A key example of a politically motivated market fluctuation came about when the Organization of Petroleum Exporting Countries (OPEC) declared an oil embargo with the United States as a result of our involvement in the 1973 Yom Kippur, Arab-Israeli War. Our decision to extend resupply to the Israeli military inflamed relations between the primarily Arab countries of OPEC. This resulted in what is now referred to as the “first oil shock.” During this time, oil prices skyrocketed from $3 a barrel to around $12 globally with the US absorbing the highest increases in price. The effects of the 1973 oil embargo on global politics and the global economy were severe and longstanding.

The Interconnectedness of the Global Economy

In 1979, the “second oil shock” rocked the world as a result of decreased supply following the Iranian Revolution. Technically, the global oil supply was affected by only 4%, but in the aftermath of the 1973 embargo, prices on a barrel of oil were driven to extreme heights as widespread panic ensued with an anticipation of shortages. The price of oil peaked at roughly $39 during this time, resulting once again in extremely long lines at service stations across the United States. Politically driven market fluctuations illustrate how interconnected the global economy actually is, and how dependent we as Americans can be on its ebb and flow.

The Impact of Natural Disasters

In the aftermath of devastating natural disasters like Hurricane Katrina in 2005, the 2010 earthquake in Haiti, or the 2011 earthquake and tsunami that rocked Japan, the oil industry and energy sector is often negatively impacted. With such natural disasters as hurricanes, tsunamis, earthquakes, fires, tornadoes, landslides and flooding, roads are often impassable, electricity goes out, basic water and food resources become scarce, sanitation infrastructure breaks down, the health and wellbeing of citizens is compromised and emergency response systems struggle to deliver basic care and protection. In areas hit hard by natural disasters, the extraction, manufacturing, refinement and shipping of petroleum products becomes more difficult, and a supply and demand domino effect ripples outward to ultimately affect consumers around the world. Prices increase as supply becomes scarce and businesses are often forced to raise prices temporarily to accommodate lowered inventory and product availability.

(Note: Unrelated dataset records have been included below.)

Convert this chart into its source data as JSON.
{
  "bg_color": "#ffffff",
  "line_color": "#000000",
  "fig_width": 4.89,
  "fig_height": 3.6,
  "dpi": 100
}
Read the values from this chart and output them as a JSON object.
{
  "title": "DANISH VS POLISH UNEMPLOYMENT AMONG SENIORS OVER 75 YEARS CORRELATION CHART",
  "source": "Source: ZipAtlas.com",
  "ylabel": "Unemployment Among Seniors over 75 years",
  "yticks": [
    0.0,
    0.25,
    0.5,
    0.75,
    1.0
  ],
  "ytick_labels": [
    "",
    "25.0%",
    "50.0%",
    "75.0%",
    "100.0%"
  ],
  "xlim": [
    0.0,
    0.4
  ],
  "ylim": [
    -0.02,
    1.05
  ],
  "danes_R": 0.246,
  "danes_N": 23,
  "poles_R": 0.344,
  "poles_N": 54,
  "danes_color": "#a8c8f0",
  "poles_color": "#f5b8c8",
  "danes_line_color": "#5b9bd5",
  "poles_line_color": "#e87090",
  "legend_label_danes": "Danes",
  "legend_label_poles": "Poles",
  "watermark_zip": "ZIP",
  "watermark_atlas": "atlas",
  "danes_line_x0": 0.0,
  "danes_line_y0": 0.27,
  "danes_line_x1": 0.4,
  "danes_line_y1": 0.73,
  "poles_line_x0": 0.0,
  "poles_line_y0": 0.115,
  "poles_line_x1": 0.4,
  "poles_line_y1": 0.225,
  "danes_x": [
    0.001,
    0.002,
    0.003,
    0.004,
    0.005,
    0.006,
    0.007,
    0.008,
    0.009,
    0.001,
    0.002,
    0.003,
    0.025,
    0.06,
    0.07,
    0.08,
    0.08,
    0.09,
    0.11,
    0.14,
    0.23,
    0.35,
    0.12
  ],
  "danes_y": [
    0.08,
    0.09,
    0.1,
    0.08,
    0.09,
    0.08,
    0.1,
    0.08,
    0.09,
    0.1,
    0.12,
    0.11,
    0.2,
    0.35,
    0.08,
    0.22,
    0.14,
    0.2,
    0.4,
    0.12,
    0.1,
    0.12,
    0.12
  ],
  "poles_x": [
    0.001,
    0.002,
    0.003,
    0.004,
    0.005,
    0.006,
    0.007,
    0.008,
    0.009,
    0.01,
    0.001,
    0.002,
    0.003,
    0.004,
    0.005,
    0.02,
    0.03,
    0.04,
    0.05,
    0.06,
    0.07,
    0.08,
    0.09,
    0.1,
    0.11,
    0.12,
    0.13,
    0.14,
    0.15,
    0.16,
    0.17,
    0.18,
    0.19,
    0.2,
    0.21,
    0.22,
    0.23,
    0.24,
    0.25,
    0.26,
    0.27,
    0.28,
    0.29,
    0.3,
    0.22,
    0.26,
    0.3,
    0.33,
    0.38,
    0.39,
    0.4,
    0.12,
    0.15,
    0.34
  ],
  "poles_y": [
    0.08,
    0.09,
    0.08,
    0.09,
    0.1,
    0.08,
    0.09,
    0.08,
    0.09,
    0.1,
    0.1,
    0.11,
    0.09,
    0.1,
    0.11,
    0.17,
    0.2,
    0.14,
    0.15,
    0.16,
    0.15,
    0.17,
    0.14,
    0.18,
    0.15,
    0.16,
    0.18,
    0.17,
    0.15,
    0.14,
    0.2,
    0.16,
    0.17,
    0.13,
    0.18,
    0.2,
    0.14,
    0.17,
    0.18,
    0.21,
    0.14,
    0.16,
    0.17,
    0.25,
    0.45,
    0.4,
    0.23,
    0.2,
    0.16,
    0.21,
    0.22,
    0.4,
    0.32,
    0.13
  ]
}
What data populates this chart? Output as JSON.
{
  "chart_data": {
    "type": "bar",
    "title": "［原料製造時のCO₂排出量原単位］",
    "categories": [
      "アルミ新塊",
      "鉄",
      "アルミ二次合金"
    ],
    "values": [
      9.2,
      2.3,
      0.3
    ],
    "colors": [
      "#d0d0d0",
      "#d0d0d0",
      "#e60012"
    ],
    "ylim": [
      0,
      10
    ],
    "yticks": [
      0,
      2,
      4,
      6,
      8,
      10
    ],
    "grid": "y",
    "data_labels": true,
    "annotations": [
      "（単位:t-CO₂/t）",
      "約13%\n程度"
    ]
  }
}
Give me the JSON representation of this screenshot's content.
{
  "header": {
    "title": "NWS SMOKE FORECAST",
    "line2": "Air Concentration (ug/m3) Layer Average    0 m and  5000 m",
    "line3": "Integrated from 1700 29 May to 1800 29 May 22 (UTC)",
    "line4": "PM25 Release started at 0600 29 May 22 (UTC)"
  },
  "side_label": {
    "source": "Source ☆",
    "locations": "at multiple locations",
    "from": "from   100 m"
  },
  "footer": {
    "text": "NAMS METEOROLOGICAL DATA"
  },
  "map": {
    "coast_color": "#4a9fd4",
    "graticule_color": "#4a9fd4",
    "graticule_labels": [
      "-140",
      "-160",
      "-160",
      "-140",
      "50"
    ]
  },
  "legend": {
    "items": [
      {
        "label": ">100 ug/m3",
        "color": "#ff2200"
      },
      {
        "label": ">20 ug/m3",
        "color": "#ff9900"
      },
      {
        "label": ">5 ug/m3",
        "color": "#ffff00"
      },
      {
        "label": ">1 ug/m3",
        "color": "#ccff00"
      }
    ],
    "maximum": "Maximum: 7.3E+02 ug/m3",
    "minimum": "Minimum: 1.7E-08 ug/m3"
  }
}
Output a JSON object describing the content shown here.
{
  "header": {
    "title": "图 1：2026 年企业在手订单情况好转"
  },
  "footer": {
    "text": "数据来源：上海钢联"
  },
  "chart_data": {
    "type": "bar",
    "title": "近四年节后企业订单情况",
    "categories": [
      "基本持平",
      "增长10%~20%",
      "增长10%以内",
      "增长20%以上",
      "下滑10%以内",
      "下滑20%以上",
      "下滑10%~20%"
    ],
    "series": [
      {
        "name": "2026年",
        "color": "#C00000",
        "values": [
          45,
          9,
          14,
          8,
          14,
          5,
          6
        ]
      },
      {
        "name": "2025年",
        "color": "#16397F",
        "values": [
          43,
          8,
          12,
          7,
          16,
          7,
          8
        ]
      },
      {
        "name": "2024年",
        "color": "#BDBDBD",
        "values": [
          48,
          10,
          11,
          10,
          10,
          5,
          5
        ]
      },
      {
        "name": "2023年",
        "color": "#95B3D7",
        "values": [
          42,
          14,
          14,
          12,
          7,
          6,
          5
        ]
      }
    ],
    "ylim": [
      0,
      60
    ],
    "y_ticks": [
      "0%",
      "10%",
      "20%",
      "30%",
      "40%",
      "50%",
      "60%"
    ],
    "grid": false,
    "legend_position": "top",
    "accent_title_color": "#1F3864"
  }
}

The Current State of the Global Crude Oil Market

The news pertaining to the state of global and US oil markets changes nearly every day. Follow the Wall Street Journal’s Oil Markets News page and you will see prices and trends fluctuate depending on US inventory, investment, US output, EPA status, OPEC’s current status, the power of the US dollar along with other currencies and a myriad of other factors. According to the International Energy Agency’s (IEA) five-year market analysis and forecast, “Oil production growth from the United States, Brazil, Canada and Norway can keep the world well supplied, more than meeting global oil demand growth through 2020, but more investment will be needed to boost output after that. Over the next three years, gains from the United States alone will cover 80% of the world’s demand growth, with Canada, Brazil and Norway able to cover the rest.” China remains the “main engine of demand growth” but increasingly stringent emissions control policies within the US and across Europe will likely slow market growth as will electric vehicle technology becoming more predominant. According to the IEA, global oil demand will increase by 6.9 million barrels a day (mb/d) to 104.7 by 2023.

The Impact of Alternative Energy and Resources on the Global Oil Market

Other factors come into play when considering fluctuations in the global crude oil market. Such considerations include the increase of alternative energy sources such as natural gas, electric vehicle technology, solar and wind power.  The increased usage of these alternative energy sources creates a substitution and subsequent tradeoff of global demand, lowering the dependency on crude oil production. In tandem with this tradeoff, OPEC has the ability to cut the supply of crude, which artificially creates an environment of scarcity, thus driving up prices on the global market.